Some critics of the usage of alternative utility data (including Woodstock Institute) argue that some lower-income consumers would be harmed because they might, for example, allow heating bills to go past due during the winter months knowing that their heat will not be turned off. It’s a fair point, but because of the huge potential for positive impact to millions of consumers, VantageScore believes that allowing for the possibility that a few scores may go down is necessary in order to see meaningful change.
Director Mel Watt, who oversees the GSEs, recently ordered the GSEs to “assess the feasibility of alternative credit score models and credit history in loan-decision models, including the operational and system implications.” Also, in a recent symposium focusing on access to credit in the mortgage market, Secretary of Housing and Urban Development Julián Castro called for expanding mortgage credit to non-traditional borrowers and promised to review ways to incorporate alternative credit scoring models into the FHA automated underwriting system.

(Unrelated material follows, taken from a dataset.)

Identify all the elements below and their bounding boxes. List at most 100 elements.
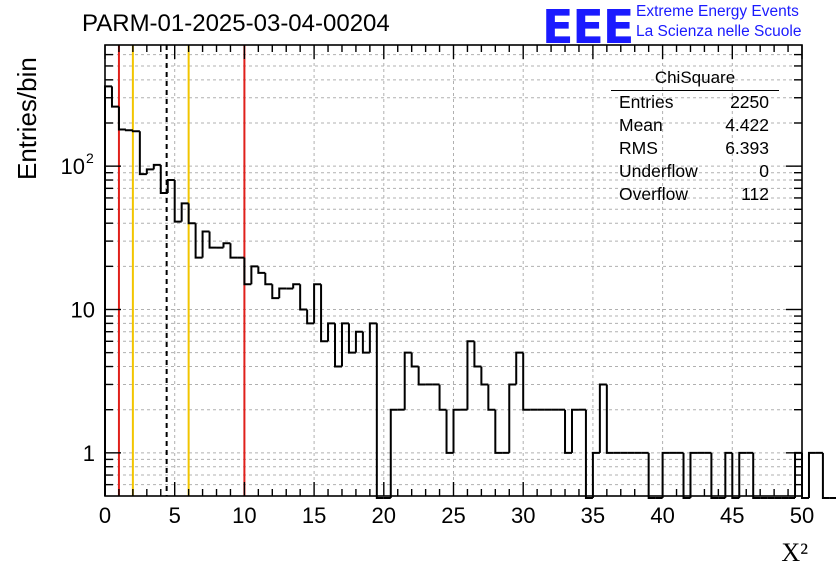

If and when the GSEs and FHA take the important step of opening up the credit scoring system to other providers, it will open up the marketplace to a more competitive and dynamic credit evaluation environment and enable low- and moderate-income borrowers who have been hesitant or unable to enter the housing market to move one step closer to homeownership.
These borrowers were disproportionately impacted by the recession and the housing crisis, and it is time they stopped bearing the burden of the mistakes that led to it.